The MRI detection of b-amyloid is an important line of investigation which will help the early diagnosis of Alzheimer’s disease. Identifying the substrates for the MR changes associated with Alzheimer’s disease pathology is crucial for evaluating treatment strategies. Alzheimer’s disease is multi-factorial and all constituents of AD lesions contribute to the MRI contrast in different ways. Direct visualisation of b-amyloid plaques is possible by using high field magnets5 but this method requires long imaging times and the high threshold of plaque size (~50 um) for detection which underestimates overall b-amyloid load. However, there are major challenges to performing such high resolution MRI for routine clinical studies. Furthermore, conventional relaxation-weighted imaging like T2-w imaging can be sensitive to pathological changes but are unspecific markers of pathology or response to therapy, and more specific quantitative MRI methods are needed. Recently, there have been reports of reduced quantitative T2 values in Alzheimer’s disease mouse models expressing b-amyloid6–8. With the complicated structure of brain tissue in mind, we took an alternative approach in our image analysis to perform correlation of relaxation time profiles with histology as a function of cortical depth2. By doing this we were able to demonstrate that the sensitivity towards MR changes can be increased and that there was a spatial pattern of T1 reductions which corresponded to the b-amyloid deposition in the 5xFAD mouse. We proposed that the reductions in T1 are due to the presence of Ab or its effects on the structure of brain tissue and as such it may be worth exploring the feasibility of using quantitative profile measures of T1 as a biomarker of Alzheimer’s disease pathology and treatment response. Quantitative MRI can be more specific for different tissue components and higher diagnostic value may be achieved by combining different MRI results9,10. We will also investigate the use of MTR and DTI to improve the characterisation of tissues by defining the correlations between MRI signal changes and histopathological findings.

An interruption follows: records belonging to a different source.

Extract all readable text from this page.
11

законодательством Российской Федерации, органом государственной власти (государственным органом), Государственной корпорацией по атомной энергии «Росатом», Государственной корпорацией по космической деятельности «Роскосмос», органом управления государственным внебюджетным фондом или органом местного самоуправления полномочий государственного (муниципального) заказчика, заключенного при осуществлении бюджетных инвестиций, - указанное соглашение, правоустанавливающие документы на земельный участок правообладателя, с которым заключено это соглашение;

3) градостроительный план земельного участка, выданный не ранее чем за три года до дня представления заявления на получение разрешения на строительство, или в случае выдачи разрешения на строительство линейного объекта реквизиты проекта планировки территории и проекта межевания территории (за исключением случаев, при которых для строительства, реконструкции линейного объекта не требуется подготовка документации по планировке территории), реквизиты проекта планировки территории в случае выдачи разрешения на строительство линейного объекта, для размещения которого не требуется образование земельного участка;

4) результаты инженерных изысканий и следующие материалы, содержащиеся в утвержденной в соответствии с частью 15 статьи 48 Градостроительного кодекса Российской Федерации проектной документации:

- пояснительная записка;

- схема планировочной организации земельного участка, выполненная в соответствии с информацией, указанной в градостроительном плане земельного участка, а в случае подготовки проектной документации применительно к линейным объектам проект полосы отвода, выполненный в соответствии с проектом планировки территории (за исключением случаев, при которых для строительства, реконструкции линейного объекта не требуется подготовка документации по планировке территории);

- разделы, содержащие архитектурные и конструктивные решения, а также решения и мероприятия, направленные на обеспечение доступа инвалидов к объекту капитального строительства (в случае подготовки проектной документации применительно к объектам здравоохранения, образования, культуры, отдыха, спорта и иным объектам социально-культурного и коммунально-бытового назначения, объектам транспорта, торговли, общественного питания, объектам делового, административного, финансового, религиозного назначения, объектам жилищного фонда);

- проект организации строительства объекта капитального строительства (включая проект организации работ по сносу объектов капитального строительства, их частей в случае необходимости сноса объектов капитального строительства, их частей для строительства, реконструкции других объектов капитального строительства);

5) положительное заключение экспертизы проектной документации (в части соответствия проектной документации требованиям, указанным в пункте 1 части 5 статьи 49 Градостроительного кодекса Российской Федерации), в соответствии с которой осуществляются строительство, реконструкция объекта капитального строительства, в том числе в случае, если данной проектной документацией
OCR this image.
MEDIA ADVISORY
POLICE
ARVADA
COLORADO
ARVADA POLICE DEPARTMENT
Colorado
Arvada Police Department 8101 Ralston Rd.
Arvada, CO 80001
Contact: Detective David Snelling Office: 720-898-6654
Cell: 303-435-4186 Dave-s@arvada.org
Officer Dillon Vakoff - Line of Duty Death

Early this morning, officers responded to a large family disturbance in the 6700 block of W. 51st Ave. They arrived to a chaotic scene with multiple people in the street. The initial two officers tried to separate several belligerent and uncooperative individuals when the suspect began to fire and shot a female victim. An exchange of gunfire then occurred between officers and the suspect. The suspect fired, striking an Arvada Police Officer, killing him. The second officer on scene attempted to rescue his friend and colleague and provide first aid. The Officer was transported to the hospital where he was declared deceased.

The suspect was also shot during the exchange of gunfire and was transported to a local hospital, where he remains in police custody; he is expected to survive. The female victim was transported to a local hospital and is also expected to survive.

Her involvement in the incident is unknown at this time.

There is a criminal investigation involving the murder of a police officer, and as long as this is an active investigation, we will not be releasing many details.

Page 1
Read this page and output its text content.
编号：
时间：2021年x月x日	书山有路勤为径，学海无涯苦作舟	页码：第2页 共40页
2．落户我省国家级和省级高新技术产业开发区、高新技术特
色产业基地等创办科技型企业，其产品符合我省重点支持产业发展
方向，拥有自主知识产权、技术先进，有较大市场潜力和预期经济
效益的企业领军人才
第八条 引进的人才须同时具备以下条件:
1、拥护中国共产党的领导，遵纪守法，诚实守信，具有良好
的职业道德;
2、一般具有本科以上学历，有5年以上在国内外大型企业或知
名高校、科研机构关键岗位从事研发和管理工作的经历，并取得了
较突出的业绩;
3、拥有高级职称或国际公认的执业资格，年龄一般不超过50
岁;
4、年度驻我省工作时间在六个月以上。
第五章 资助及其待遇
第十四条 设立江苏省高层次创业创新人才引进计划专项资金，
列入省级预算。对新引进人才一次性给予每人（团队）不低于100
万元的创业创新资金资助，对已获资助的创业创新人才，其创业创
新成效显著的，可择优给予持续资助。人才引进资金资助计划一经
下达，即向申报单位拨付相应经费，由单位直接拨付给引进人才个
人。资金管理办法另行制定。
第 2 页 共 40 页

MR relaxation reflects pathological processes related to parenchyma changes in water content such as glial proliferation, microglial activation, axonal and myelin loss and so is influenced by several types of pathology11. DTI quantifies extent of diffusivity and spatial restriction of water protons in certain directions (Basse et al., 1994) and can be used to track changes in white matter associated with neurodegeneration. A reduction of water diffusivity parallel to white matter fibre tracts is seen after axonal damage and an increase in diffusivity perpendicular to tracts is observed in demyelination9,10. In AD, FA reflects extent of astrogliosis, myelin loss and axonal loss. White matter injury caused by beta-amyloid deposition in AD mouse models have been detected using DTI12,13. Diffusion kurtosis imaging (DKI) is a diffusion-weighted MRI method which takes into account the non-Guasianity of diffusion of water molecules in brain tissue and so better represents the diffusion characteristics in this tissue environment. Using DKI, MRI signal changes due to amyloid deposition can be observed in brain regions, such as in grey matter regions, which are not seen using conventional DTI14,15.
Magnetisation transfer ratio (MTR) quantifies water protons closely associated with macromolecules. MTR is sensitive to the change in macromolecular structures on which water can be strongly associated with for example, myelin. An increase in MTR was found in an AD mouse model compared to non-AD controls and the MTR was reduced in the AD mouse with antioxidant treatment model16. Changes in MTR have also been found in human AD patients17,18.